Monday, February 6, 2017

2017 Budweiser Super Bowl Advertisement



Everyone who stops in here knows that I have less than zero interest in football.  So, I'm truly one of the people who are really only interested in the advertisements.

So, when Budweiser decided not to go cutsey this year, and instead go dramatic with a post about their founder well, heck, I'm interested.

Well, how was it, historically?

Probably not too bad in general terms. That is, if we're looking at the story of a sinjgle 19th Century immigrant, this isn't too bad.  It depicts things fairly accurately.

What about the story of Adolphus Busch?

Well, unfortunately, I don't think so.

Busch was a German immigrant, to be sure, and the ad does do a nice job of showing what immigration for some people was like.  I don't think there's an element in the ad that's not generally accurate in a generic sense.
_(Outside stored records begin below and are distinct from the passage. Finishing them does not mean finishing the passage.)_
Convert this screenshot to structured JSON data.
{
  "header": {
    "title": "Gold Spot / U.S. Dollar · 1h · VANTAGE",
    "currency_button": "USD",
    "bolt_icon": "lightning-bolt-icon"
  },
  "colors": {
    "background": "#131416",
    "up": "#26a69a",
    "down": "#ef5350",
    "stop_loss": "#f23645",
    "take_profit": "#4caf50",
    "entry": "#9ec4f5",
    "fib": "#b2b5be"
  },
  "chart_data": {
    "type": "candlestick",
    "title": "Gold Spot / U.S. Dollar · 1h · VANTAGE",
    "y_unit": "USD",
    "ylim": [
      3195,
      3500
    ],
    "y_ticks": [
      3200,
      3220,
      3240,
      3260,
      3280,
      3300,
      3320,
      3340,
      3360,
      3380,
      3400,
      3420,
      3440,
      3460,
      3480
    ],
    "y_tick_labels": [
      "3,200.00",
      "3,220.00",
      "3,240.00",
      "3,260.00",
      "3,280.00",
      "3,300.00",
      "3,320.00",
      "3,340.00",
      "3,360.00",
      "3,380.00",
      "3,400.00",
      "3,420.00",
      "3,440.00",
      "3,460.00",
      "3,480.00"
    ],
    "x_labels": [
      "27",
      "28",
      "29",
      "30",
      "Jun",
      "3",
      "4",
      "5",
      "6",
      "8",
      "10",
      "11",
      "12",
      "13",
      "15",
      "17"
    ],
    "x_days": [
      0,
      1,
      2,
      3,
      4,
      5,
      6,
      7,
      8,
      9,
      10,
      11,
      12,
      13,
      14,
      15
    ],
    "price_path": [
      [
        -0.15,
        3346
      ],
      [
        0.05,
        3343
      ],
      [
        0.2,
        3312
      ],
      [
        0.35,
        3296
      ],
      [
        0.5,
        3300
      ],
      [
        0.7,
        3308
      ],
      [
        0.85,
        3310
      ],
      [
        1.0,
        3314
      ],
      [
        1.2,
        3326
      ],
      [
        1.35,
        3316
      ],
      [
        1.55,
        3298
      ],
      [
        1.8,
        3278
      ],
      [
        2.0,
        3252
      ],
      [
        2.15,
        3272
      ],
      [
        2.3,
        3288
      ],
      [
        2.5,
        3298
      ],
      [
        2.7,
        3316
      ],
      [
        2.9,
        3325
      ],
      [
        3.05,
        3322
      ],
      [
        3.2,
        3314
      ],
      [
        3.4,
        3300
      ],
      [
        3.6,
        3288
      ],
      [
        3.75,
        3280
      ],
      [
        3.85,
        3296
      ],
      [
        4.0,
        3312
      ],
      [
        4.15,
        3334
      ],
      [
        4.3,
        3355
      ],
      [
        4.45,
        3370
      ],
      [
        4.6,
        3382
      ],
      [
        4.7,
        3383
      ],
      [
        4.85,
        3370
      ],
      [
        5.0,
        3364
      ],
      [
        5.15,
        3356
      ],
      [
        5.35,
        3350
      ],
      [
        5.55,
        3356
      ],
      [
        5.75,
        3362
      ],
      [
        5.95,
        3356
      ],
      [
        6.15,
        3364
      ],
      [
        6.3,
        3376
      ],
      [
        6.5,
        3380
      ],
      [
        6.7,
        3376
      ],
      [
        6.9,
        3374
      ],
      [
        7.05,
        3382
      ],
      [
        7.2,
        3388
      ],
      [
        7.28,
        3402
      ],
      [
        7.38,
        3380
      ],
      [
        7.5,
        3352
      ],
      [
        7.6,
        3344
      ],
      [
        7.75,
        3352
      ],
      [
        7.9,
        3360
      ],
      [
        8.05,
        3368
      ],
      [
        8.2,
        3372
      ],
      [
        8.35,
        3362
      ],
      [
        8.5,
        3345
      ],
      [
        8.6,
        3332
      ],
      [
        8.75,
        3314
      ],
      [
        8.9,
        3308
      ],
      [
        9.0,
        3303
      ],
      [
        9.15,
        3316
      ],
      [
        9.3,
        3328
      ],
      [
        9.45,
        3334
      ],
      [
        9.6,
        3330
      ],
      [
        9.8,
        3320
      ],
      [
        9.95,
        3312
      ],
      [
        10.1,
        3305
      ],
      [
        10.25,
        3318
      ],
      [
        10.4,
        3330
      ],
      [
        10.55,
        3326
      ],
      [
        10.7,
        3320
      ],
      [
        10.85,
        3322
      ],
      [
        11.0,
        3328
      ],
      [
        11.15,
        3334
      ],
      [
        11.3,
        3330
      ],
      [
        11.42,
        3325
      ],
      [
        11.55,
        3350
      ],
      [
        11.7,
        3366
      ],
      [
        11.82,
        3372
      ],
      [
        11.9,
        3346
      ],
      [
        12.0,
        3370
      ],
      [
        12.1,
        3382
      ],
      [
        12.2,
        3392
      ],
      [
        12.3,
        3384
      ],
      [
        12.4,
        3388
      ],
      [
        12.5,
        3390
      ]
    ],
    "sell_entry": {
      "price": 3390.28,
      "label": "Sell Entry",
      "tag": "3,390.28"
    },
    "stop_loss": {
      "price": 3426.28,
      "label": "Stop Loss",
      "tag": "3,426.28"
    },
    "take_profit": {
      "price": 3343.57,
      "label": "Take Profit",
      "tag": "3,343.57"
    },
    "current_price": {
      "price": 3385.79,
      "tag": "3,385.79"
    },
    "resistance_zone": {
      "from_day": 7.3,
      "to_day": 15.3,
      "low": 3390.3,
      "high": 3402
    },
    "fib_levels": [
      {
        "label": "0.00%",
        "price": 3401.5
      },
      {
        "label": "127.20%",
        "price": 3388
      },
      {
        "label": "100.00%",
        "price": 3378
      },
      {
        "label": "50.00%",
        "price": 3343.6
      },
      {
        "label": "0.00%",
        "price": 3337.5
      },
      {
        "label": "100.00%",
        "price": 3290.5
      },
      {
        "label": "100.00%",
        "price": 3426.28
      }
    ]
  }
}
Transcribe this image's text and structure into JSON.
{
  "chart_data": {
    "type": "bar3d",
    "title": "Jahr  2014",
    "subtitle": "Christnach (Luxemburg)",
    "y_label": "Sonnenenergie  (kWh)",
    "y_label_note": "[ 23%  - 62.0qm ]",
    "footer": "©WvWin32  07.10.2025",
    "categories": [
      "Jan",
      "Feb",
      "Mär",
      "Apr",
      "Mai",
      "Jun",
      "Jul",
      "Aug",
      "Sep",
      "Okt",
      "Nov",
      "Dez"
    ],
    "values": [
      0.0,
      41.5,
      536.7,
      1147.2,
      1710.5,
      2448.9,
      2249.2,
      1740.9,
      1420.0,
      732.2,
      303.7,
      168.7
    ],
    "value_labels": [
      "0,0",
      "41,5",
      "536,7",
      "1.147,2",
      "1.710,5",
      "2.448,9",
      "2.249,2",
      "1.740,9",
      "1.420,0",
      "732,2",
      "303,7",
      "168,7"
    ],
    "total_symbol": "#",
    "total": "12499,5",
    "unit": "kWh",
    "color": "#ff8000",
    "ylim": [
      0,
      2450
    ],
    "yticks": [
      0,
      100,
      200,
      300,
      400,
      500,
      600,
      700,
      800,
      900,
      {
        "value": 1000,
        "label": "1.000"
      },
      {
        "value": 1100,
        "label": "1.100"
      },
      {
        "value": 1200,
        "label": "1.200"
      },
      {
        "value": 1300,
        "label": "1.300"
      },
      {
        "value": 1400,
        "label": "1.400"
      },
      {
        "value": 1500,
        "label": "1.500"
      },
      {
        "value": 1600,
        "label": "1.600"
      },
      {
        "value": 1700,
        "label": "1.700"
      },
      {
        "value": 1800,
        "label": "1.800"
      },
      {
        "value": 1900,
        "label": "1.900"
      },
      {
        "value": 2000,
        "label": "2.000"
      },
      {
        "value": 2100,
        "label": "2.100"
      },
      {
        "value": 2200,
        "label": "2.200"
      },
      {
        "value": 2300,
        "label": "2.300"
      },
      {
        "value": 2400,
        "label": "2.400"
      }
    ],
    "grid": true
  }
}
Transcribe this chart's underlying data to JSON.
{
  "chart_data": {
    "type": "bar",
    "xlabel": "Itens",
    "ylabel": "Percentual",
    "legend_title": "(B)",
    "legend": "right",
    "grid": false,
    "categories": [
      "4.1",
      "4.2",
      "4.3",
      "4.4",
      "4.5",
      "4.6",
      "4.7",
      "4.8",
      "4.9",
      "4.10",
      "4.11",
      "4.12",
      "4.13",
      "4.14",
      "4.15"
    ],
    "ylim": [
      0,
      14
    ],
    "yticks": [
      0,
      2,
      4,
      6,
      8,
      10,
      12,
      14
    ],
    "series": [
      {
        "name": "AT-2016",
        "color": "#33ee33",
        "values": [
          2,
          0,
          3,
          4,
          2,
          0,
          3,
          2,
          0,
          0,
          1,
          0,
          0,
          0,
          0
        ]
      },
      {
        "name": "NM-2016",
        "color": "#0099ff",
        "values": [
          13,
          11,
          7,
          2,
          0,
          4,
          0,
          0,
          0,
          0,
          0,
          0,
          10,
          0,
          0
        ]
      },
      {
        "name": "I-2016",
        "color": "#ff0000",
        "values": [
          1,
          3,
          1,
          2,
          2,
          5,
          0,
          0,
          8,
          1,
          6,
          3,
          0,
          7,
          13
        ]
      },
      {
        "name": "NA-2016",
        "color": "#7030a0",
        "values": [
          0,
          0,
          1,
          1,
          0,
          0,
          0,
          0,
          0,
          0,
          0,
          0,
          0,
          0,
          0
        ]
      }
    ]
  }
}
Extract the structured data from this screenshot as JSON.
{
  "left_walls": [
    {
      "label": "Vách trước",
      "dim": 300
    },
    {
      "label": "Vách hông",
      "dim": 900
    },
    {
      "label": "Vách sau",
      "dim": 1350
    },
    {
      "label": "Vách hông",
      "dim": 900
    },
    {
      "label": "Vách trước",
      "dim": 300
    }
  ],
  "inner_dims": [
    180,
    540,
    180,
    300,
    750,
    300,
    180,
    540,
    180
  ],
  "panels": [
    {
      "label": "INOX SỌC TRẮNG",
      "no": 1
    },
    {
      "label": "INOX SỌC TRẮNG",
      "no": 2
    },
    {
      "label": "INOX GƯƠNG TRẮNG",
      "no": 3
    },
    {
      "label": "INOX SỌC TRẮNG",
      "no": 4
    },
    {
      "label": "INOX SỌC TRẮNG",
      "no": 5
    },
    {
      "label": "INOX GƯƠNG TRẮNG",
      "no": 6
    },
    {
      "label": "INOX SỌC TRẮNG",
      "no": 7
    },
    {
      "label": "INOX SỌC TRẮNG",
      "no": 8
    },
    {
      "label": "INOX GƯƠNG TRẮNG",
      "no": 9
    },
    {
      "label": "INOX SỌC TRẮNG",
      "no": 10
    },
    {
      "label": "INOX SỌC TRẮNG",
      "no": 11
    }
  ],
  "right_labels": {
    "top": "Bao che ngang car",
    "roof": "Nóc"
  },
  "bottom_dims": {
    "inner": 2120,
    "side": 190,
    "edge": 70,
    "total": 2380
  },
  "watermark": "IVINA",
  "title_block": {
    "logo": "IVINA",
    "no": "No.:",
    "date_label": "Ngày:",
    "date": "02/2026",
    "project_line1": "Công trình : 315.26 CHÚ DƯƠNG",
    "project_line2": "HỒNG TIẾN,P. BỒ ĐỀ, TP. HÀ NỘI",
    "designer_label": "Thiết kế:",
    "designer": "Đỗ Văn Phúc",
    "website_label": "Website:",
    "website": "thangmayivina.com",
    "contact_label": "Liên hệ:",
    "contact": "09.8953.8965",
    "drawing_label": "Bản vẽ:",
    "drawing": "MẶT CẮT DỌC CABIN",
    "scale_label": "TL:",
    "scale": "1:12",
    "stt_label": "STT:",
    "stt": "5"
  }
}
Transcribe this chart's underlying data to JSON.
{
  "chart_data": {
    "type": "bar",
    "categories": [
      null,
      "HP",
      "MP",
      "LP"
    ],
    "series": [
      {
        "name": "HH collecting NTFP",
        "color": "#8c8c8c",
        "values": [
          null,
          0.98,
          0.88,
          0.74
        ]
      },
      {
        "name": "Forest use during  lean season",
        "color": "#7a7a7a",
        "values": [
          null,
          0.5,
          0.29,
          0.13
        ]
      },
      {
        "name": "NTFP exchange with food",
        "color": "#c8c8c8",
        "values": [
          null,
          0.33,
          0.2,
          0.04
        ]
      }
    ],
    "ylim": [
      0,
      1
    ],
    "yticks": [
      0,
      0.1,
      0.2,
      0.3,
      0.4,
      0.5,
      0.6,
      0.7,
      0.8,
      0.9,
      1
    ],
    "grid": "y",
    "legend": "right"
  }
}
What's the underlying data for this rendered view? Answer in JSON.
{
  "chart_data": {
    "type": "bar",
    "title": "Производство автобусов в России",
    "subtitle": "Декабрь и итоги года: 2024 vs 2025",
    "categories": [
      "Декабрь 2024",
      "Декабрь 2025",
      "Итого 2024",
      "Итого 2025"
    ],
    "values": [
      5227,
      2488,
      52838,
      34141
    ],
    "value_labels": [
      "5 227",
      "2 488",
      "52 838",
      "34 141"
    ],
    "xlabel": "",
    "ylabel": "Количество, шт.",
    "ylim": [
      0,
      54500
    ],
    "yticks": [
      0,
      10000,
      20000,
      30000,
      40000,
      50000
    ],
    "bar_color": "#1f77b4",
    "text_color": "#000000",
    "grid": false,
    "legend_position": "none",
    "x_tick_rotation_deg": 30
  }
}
Busch himself, however, was the son of wealthy parents that were in the brewing and winery supply business.  He was well educated and a graduate of the  Collegiate Institute of Belgium.

He was also the twenty-first of twenty-two children.

Yes, 21 . . . out of 22.

Take that Duggars.

In 1857 he came over with three brothers, not alone, as they didn't stand to have any sort of an inheritance, given that there were so many of them.  He went to St. Louis as that was a town with a lot of Germans in it, and it was a good place to set up brewing beer.  All three of his brothers entered into the brewing business in some sense, but only his brother Ulrich, Jr, who married the daughter of Eberhard Anheuser, also went to St. Louis.

He served in the Civil War and tried his hands at various businesses, all brewing related.  In the meantime he married another daughter of Eberhard Anheuser, was also in the brewing supply business, and after the Civil War was in a position to buy out partners in a failed, bankrupt, brewery.  As luck would have it, he actually did inherit part of his father's estate.  He combined his prior efforts with buying out his father in laws brewing business and then renamed it Anheuser-Busch.

There's a lot more, of course, to the story than that.  But that's a start.  Obviously, it departs from the advertisement quite a bit.